The first half of the 20th century wasn’t kind to Lambeth with factories either in decline or being destroyed by WWII bombs, and so when it was suggested that a Festival of Britain would have its centrepiece here, things started to take a different direction.
The festival was supposed to be a national exhibition celebrating British achievements, but it was to become more than that. The ravages of WWII had left the country in need of a lift from austerity, and so entertainment and culture were deemed just as important as science and technology, and so various forms of entertainment were included when the festival opened on 4th May 1951.
The Southbank site was only ever going to be temporary and most of it was demolished after the festival was over five months later, but the Royal Festival Hall remained.
The Royal Festival Hall today is the centrepiece of the Southbank Centre which also includes two other performance venues (the Queen Elizabeth Hall and Purcell Room), plus the Hayward Gallery. Adjacent to the Southbank Centre is the Royal National Theatre and BFI Southbank (formerly known as the National Film Theatre), and collectively the whole complex is what I consider to be the focal point of the Southbank’s cultural hub, and probably what most people think about when they talk about the Southbank.
The Southbank Centre may be the focal point for fans of music and the arts, but these days the riverside along the Southbank attracts people from all walks of life, and a stroll along the Queen’s Walk has to be on every visitor’s list.
The Queen’s Walk is a footpath and cycle path (for most of the route) that runs for 3 miles along the south bank of the river between Lambeth Bridge and Tower Bridge, including the section between Westminster Bridge and Bankside.
Before taking the steps down to the promenade from Westminster Bridge, check out the sculpture of a lion. It’s big enough, but I’m sure plenty of people still miss it.
Known as the South Bank Lion, it once stood pride of place on top of the Lion Brewery which used to be on the site where the Royal Festival Hall now stands.
At the bottom of the steps is the former County Hall which is now a hotel, aquarium and home of the London Dungeon. With the London Eye next door, this is a popular location, especially for families, and I’ll be covering this part of the walk in more detail later.
Walking under the Hungerford Bridges brings us to the aforementioned Southbank Centre, and apart from its cultural attractions, there’s usually a great buzz along here with all sorts of outdoor distractions to keep people entertained.

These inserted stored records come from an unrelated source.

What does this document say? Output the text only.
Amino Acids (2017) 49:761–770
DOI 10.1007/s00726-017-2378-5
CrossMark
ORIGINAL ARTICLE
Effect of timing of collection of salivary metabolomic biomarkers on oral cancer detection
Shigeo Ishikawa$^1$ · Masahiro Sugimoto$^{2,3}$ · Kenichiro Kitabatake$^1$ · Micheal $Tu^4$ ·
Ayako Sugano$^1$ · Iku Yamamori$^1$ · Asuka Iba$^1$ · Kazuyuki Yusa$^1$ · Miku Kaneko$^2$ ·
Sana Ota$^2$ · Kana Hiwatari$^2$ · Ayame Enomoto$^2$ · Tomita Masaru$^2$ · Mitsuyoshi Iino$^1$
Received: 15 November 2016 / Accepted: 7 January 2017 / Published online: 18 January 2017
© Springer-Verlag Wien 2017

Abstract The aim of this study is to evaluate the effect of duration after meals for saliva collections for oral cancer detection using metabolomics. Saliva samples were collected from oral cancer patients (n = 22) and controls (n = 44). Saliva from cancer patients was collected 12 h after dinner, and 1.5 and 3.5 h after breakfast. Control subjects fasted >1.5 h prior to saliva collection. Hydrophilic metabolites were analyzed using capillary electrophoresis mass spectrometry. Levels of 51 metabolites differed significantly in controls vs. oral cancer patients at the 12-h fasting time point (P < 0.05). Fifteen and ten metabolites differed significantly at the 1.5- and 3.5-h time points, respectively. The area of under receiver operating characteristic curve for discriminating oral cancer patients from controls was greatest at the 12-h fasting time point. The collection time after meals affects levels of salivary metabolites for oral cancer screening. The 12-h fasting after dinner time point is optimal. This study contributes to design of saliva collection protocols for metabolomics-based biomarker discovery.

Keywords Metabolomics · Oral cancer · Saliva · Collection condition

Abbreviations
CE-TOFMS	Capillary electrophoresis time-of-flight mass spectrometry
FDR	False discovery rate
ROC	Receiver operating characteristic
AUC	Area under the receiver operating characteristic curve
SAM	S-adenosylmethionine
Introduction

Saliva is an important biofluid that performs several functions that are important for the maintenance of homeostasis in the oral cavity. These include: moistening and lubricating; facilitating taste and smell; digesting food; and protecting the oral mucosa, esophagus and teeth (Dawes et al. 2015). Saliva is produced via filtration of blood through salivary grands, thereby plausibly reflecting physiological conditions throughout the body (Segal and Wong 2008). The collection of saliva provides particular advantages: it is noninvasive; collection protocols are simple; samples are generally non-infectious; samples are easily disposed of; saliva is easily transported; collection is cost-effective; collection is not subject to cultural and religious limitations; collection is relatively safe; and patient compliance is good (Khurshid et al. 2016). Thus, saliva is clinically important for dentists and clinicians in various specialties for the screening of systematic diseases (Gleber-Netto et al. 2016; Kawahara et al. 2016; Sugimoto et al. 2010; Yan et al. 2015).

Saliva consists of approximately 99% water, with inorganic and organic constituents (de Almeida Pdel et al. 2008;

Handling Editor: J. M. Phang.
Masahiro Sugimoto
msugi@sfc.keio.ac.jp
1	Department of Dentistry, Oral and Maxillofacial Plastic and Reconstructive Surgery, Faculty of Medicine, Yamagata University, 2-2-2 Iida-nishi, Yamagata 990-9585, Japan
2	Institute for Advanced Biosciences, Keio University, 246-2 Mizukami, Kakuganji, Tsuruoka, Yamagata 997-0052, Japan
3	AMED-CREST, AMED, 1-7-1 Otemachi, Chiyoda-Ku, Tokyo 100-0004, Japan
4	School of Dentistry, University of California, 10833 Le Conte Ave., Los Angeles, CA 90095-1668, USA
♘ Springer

Passing underneath Waterloo Bridge, you come to some bookstalls, the BFI (British Film Institute) Southbank, and the brutalist Royal National Theatre.

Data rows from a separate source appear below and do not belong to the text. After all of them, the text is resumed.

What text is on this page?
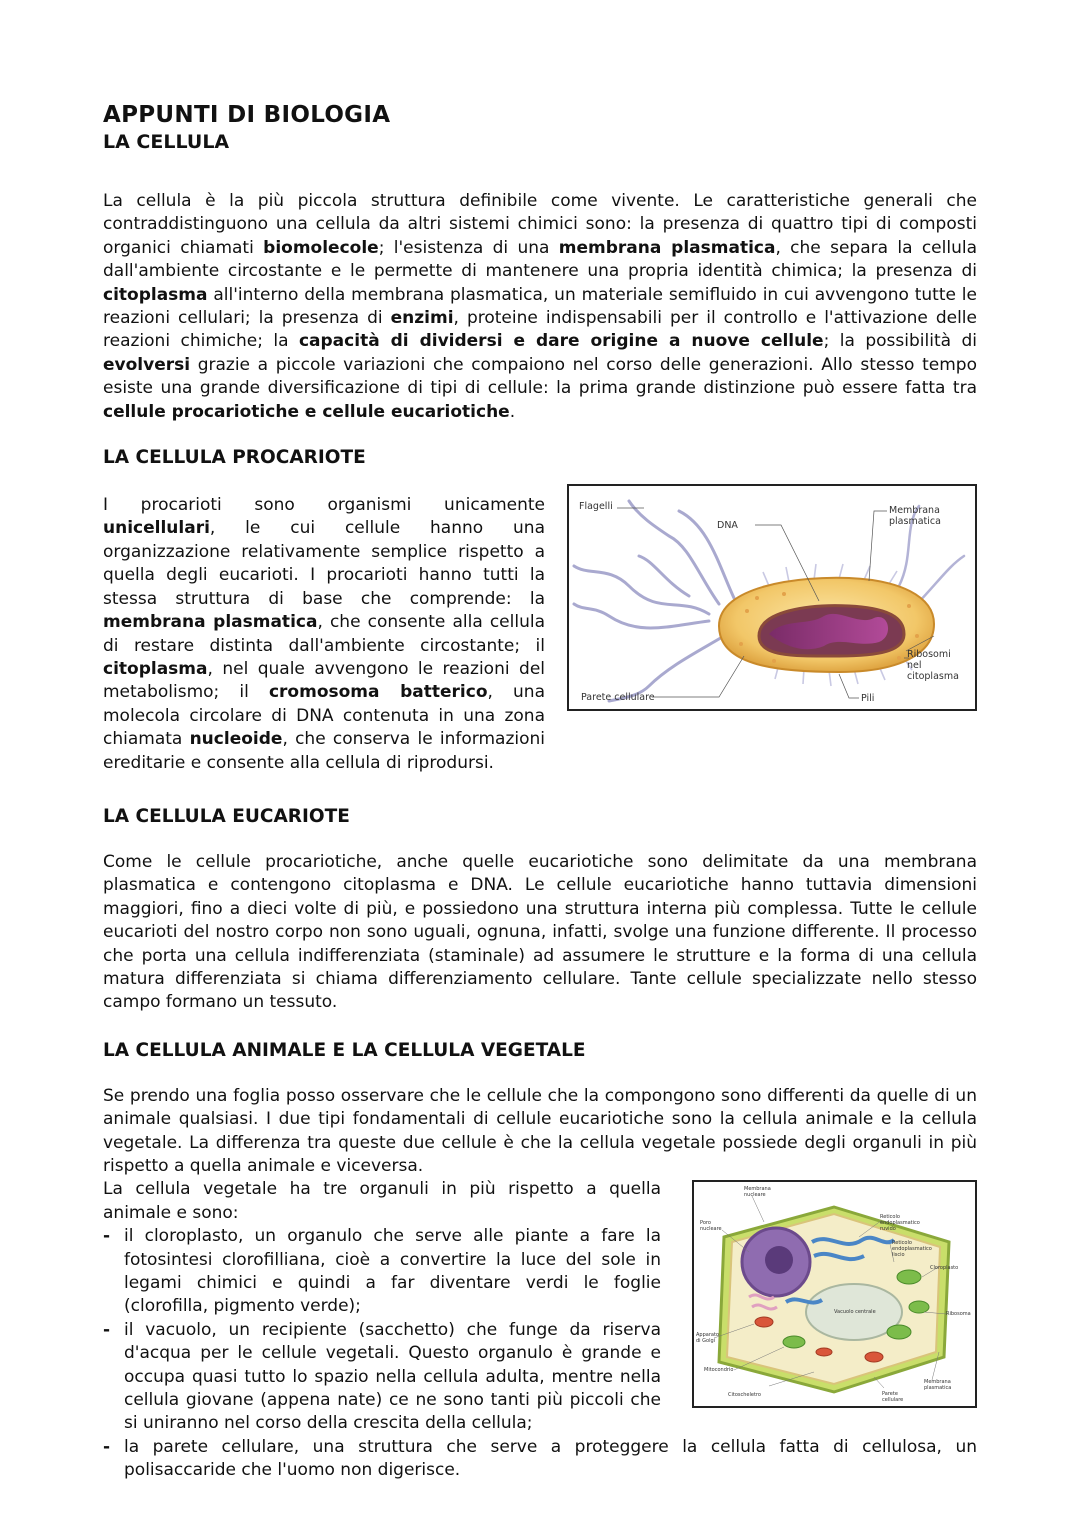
APPUNTI DI BIOLOGIA
LA CELLULA

La cellula è la più piccola struttura definibile come vivente. Le caratteristiche generali che contraddistinguono una cellula da altri sistemi chimici sono: la presenza di quattro tipi di composti organici chiamati biomolecole; l'esistenza di una membrana plasmatica, che separa la cellula dall'ambiente circostante e le permette di mantenere una propria identità chimica; la presenza di citoplasma all'interno della membrana plasmatica, un materiale semifluido in cui avvengono tutte le reazioni cellulari; la presenza di enzimi, proteine indispensabili per il controllo e l'attivazione delle reazioni chimiche; la capacità di dividersi e dare origine a nuove cellule; la possibilità di evolversi grazie a piccole variazioni che compaiono nel corso delle generazioni. Allo stesso tempo esiste una grande diversificazione di tipi di cellule: la prima grande distinzione può essere fatta tra cellule procariotiche e cellule eucariotiche.

LA CELLULA PROCARIOTE

I procarioti sono organismi unicamente unicellulari, le cui cellule hanno una organizzazione relativamente semplice rispetto a quella degli eucarioti. I procarioti hanno tutti la stessa struttura di base che comprende: la membrana plasmatica, che consente alla cellula di restare distinta dall'ambiente circostante; il citoplasma, nel quale avvengono le reazioni del metabolismo; il cromosoma batterico, una molecola circolare di DNA contenuta in una zona chiamata nucleoide, che conserva le informazioni ereditarie e consente alla cellula di riprodursi.

Flagelli
DNA
Membrana
plasmatica
Ribosomi
nel citoplasma
Parete cellulare	Pili
LA CELLULA EUCARIOTE

Come le cellule procariotiche, anche quelle eucariotiche sono delimitate da una membrana plasmatica e contengono citoplasma e DNA. Le cellule eucariotiche hanno tuttavia dimensioni maggiori, fino a dieci volte di più, e possiedono una struttura interna più complessa. Tutte le cellule eucarioti del nostro corpo non sono uguali, ognuna, infatti, svolge una funzione differente. Il processo che porta una cellula indifferenziata (staminale) ad assumere le strutture e la forma di una cellula matura differenziata si chiama differenziamento cellulare. Tante cellule specializzate nello stesso campo formano un tessuto.

LA CELLULA ANIMALE E LA CELLULA VEGETALE

Se prendo una foglia posso osservare che le cellule che la compongono sono differenti da quelle di un animale qualsiasi. I due tipi fondamentali di cellule eucariotiche sono la cellula animale e la cellula vegetale. La differenza tra queste due cellule è che la cellula vegetale possiede degli organuli in più rispetto a quella animale e viceversa.

La cellula vegetale ha tre organuli in più rispetto a quella animale e sono:

- il cloroplasto, un organulo che serve alle piante a fare la fotosintesi clorofilliana, cioè a convertire la luce del sole in legami chimici e quindi a far diventare verdi le foglie (clorofilla, pigmento verde);
- il vacuolo, un recipiente (sacchetto) che funge da riserva d'acqua per le cellule vegetali. Questo organulo è grande e occupa quasi tutto lo spazio nella cellula adulta, mentre nella cellula giovane (appena nate) ce ne sono tanti più piccoli che si uniranno nel corso della crescita della cellula;
Membrana
nucleare
Poro
nucleare
Reticolo
endoplasmatico
ruvido
Reticolo
endoplasmatico
liscio
Cloroplasto
Ribosoma
Vacuolo centrale
Apparato
di Golgi
Mitocondrio
Citoscheletro	Parete
cellulare
Membrana
plasmatica
- la parete cellulare, una struttura che serve a proteggere la cellula fatta di cellulosa, un polisaccaride che l'uomo non digerisce.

The Lambeth section of the walk ends at Gabriel’s Wharf, where the ITV Studios rub shoulders with a community enterprise called the Coin Street Community Builders, a group of people who have been able to keep large commercial development at bay, and yet still manage to transform a derelict area into a proper neighbourhood in keeping with its location.
The Southbank has become one of London’s must-visit locations, and even if you don’t want to fork out to see the London Philharmonic Orchestra in the Royal Festival Hall, or London from the ‘Eye’, there are still plenty of free things to see and do along the riverside.

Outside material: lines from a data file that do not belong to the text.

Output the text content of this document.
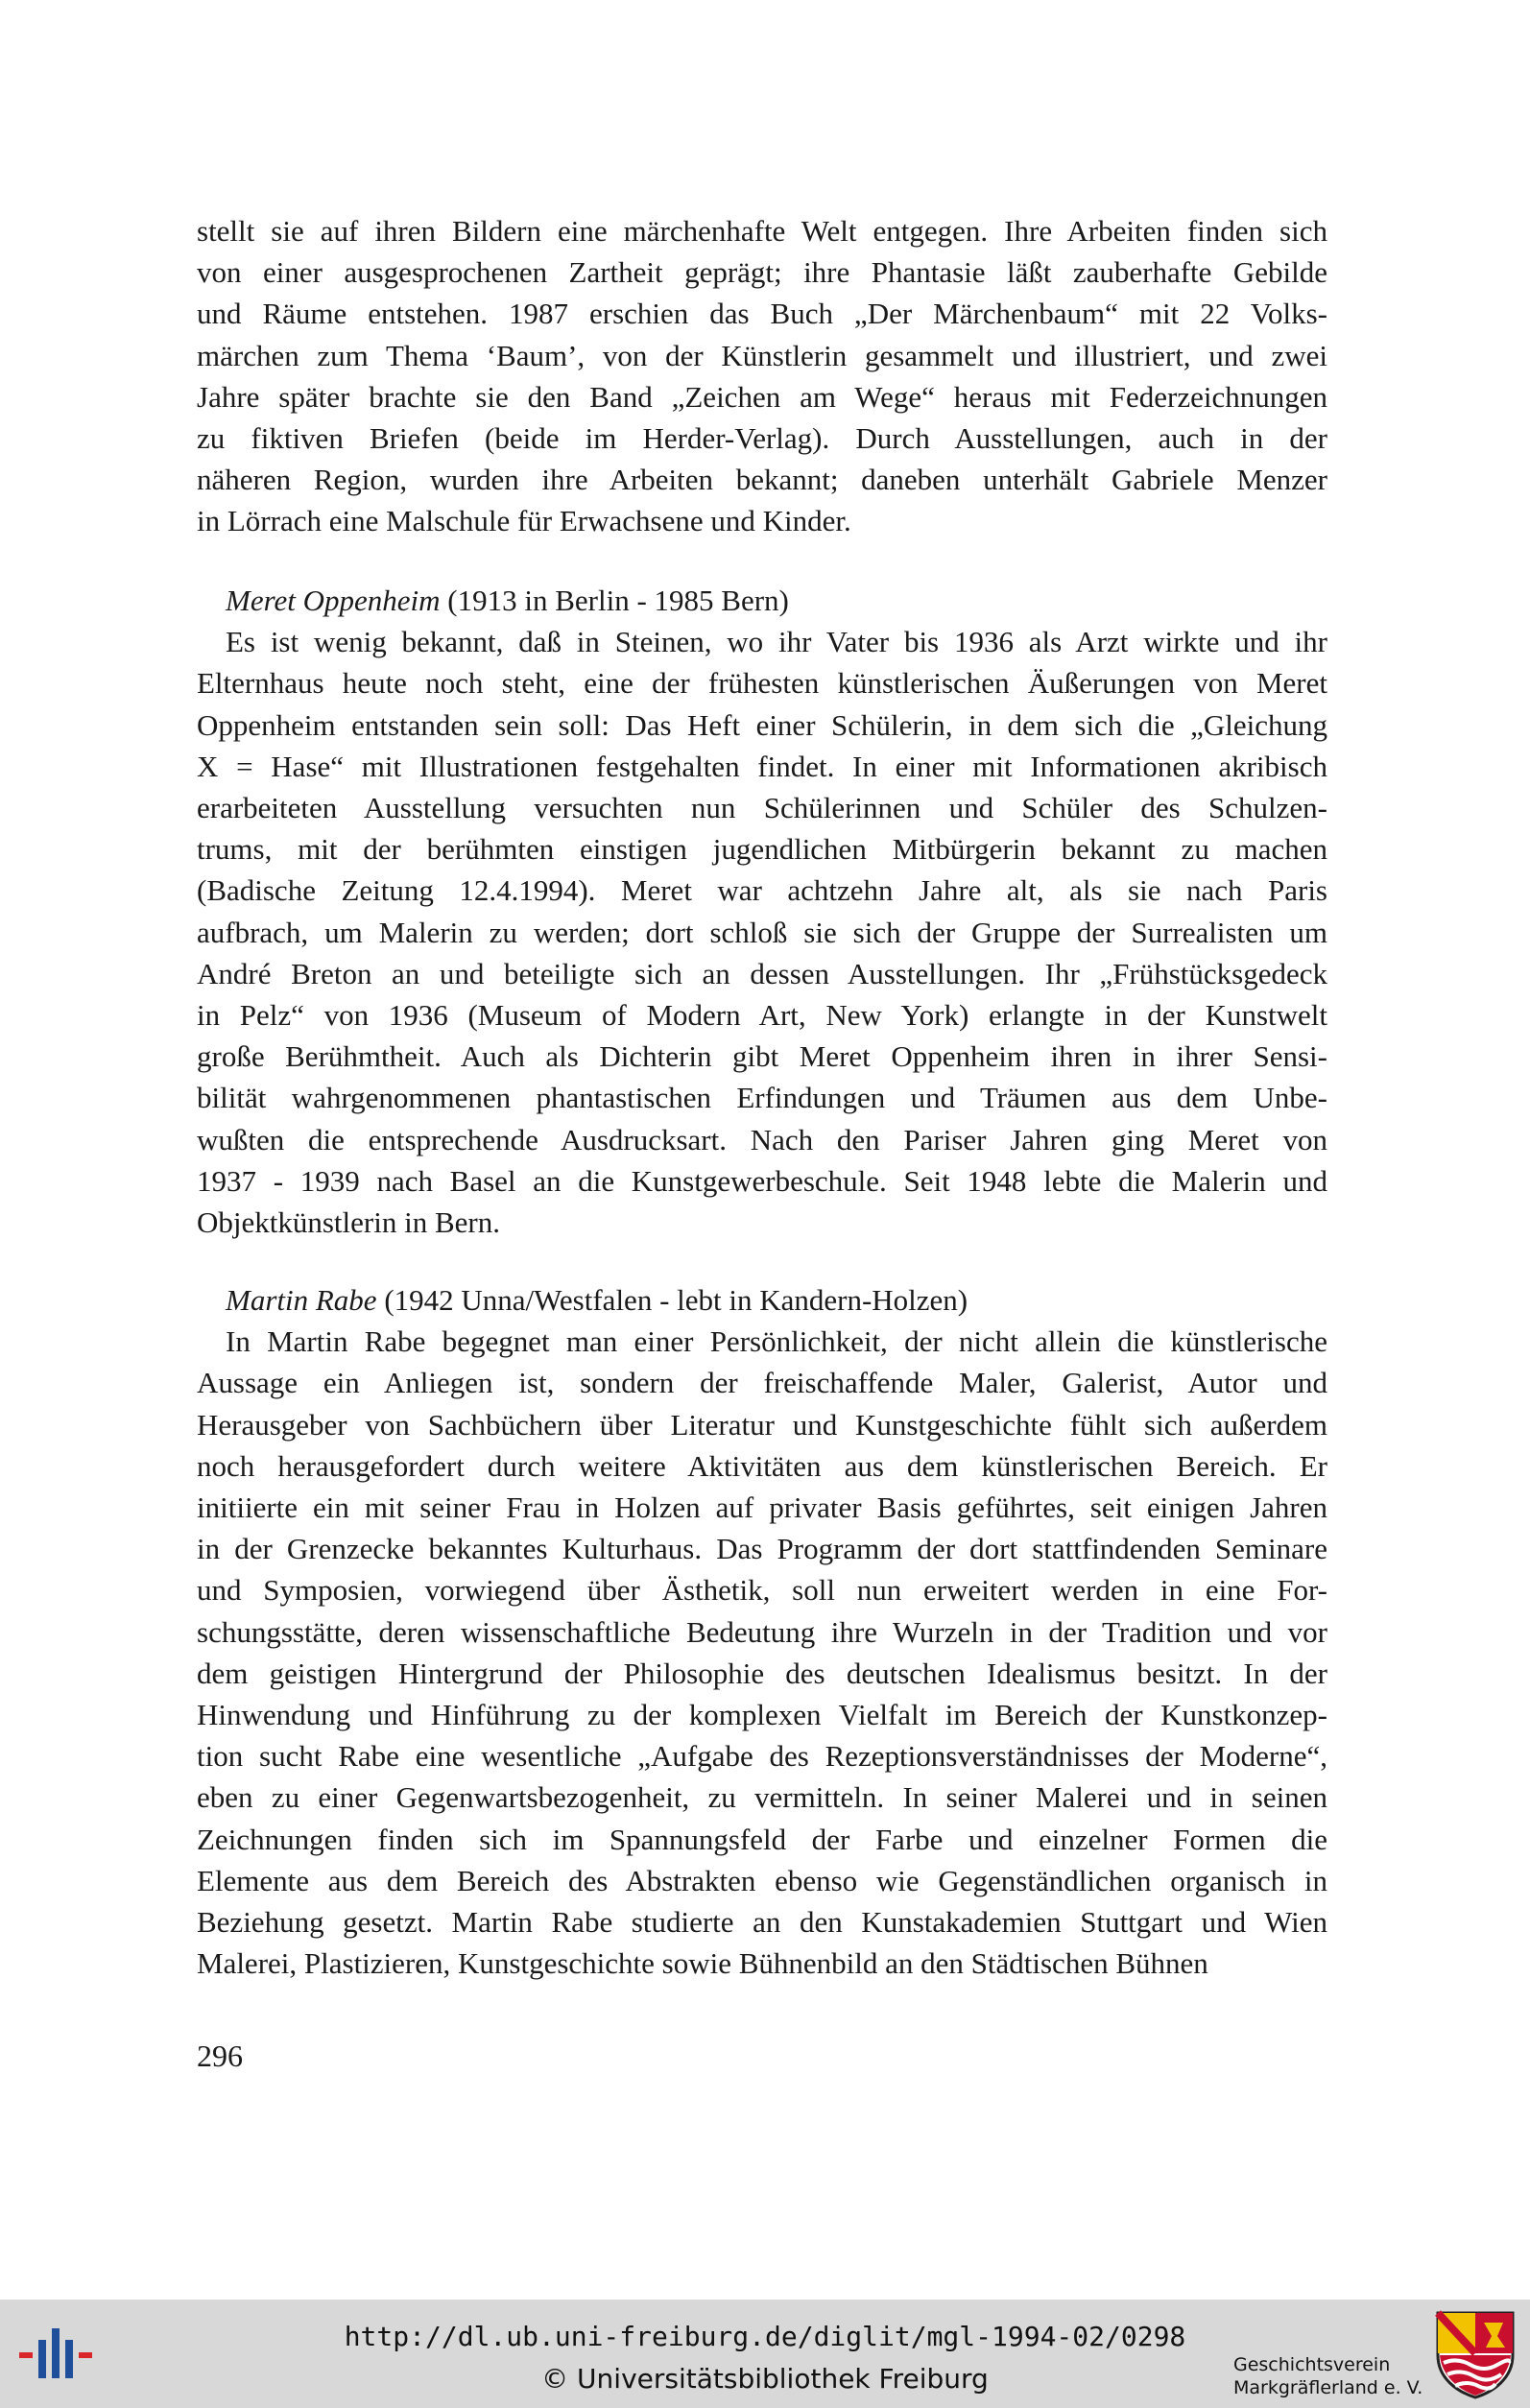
stellt sie auf ihren Bildern eine märchenhafte Welt entgegen. Ihre Arbeiten finden sich
von einer ausgesprochenen Zartheit geprägt; ihre Phantasie läßt zauberhafte Gebilde
und Räume entstehen. 1987 erschien das Buch „Der Märchenbaum“ mit 22 Volks-
märchen zum Thema ‘Baum’, von der Künstlerin gesammelt und illustriert, und zwei
Jahre später brachte sie den Band „Zeichen am Wege“ heraus mit Federzeichnungen
zu fiktiven Briefen (beide im Herder-Verlag). Durch Ausstellungen, auch in der
näheren Region, wurden ihre Arbeiten bekannt; daneben unterhält Gabriele Menzer
in Lörrach eine Malschule für Erwachsene und Kinder.
Meret Oppenheim (1913 in Berlin - 1985 Bern)
Es ist wenig bekannt, daß in Steinen, wo ihr Vater bis 1936 als Arzt wirkte und ihr
Elternhaus heute noch steht, eine der frühesten künstlerischen Äußerungen von Meret
Oppenheim entstanden sein soll: Das Heft einer Schülerin, in dem sich die „Gleichung
X = Hase“ mit Illustrationen festgehalten findet. In einer mit Informationen akribisch
erarbeiteten Ausstellung versuchten nun Schülerinnen und Schüler des Schulzen-
trums, mit der berühmten einstigen jugendlichen Mitbürgerin bekannt zu machen
(Badische Zeitung 12.4.1994). Meret war achtzehn Jahre alt, als sie nach Paris
aufbrach, um Malerin zu werden; dort schloß sie sich der Gruppe der Surrealisten um
André Breton an und beteiligte sich an dessen Ausstellungen. Ihr „Frühstücksgedeck
in Pelz“ von 1936 (Museum of Modern Art, New York) erlangte in der Kunstwelt
große Berühmtheit. Auch als Dichterin gibt Meret Oppenheim ihren in ihrer Sensi-
bilität wahrgenommenen phantastischen Erfindungen und Träumen aus dem Unbe-
wußten die entsprechende Ausdrucksart. Nach den Pariser Jahren ging Meret von
1937 - 1939 nach Basel an die Kunstgewerbeschule. Seit 1948 lebte die Malerin und
Objektkünstlerin in Bern.
Martin Rabe (1942 Unna/Westfalen - lebt in Kandern-Holzen)
In Martin Rabe begegnet man einer Persönlichkeit, der nicht allein die künstlerische
Aussage ein Anliegen ist, sondern der freischaffende Maler, Galerist, Autor und
Herausgeber von Sachbüchern über Literatur und Kunstgeschichte fühlt sich außerdem
noch herausgefordert durch weitere Aktivitäten aus dem künstlerischen Bereich. Er
initiierte ein mit seiner Frau in Holzen auf privater Basis geführtes, seit einigen Jahren
in der Grenzecke bekanntes Kulturhaus. Das Programm der dort stattfindenden Seminare
und Symposien, vorwiegend über Ästhetik, soll nun erweitert werden in eine For-
schungsstätte, deren wissenschaftliche Bedeutung ihre Wurzeln in der Tradition und vor
dem geistigen Hintergrund der Philosophie des deutschen Idealismus besitzt. In der
Hinwendung und Hinführung zu der komplexen Vielfalt im Bereich der Kunstkonzep-
tion sucht Rabe eine wesentliche „Aufgabe des Rezeptionsverständnisses der Moderne“,
eben zu einer Gegenwartsbezogenheit, zu vermitteln. In seiner Malerei und in seinen
Zeichnungen finden sich im Spannungsfeld der Farbe und einzelner Formen die
Elemente aus dem Bereich des Abstrakten ebenso wie Gegenständlichen organisch in
Beziehung gesetzt. Martin Rabe studierte an den Kunstakademien Stuttgart und Wien
Malerei, Plastizieren, Kunstgeschichte sowie Bühnenbild an den Städtischen Bühnen
296
http://dl.ub.uni-freiburg.de/diglit/mgl-1994-02/0298
© Universitätsbibliothek Freiburg	Geschichtsverein
Markgräflerland e. V.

Things pop up along here all the time – there is street entertainment, music, food stalls, fairs and exhibitions – but perhaps the best free thing of all is the view across the river to Westminster and the Victoria Embankment.
The north side of the river may have had a head start where the capital’s development is concerned, and there’s no denying that the Victoria Embankment was a great feat of engineering – but it’s not half as much fun as The Southbank either. Don’t miss it!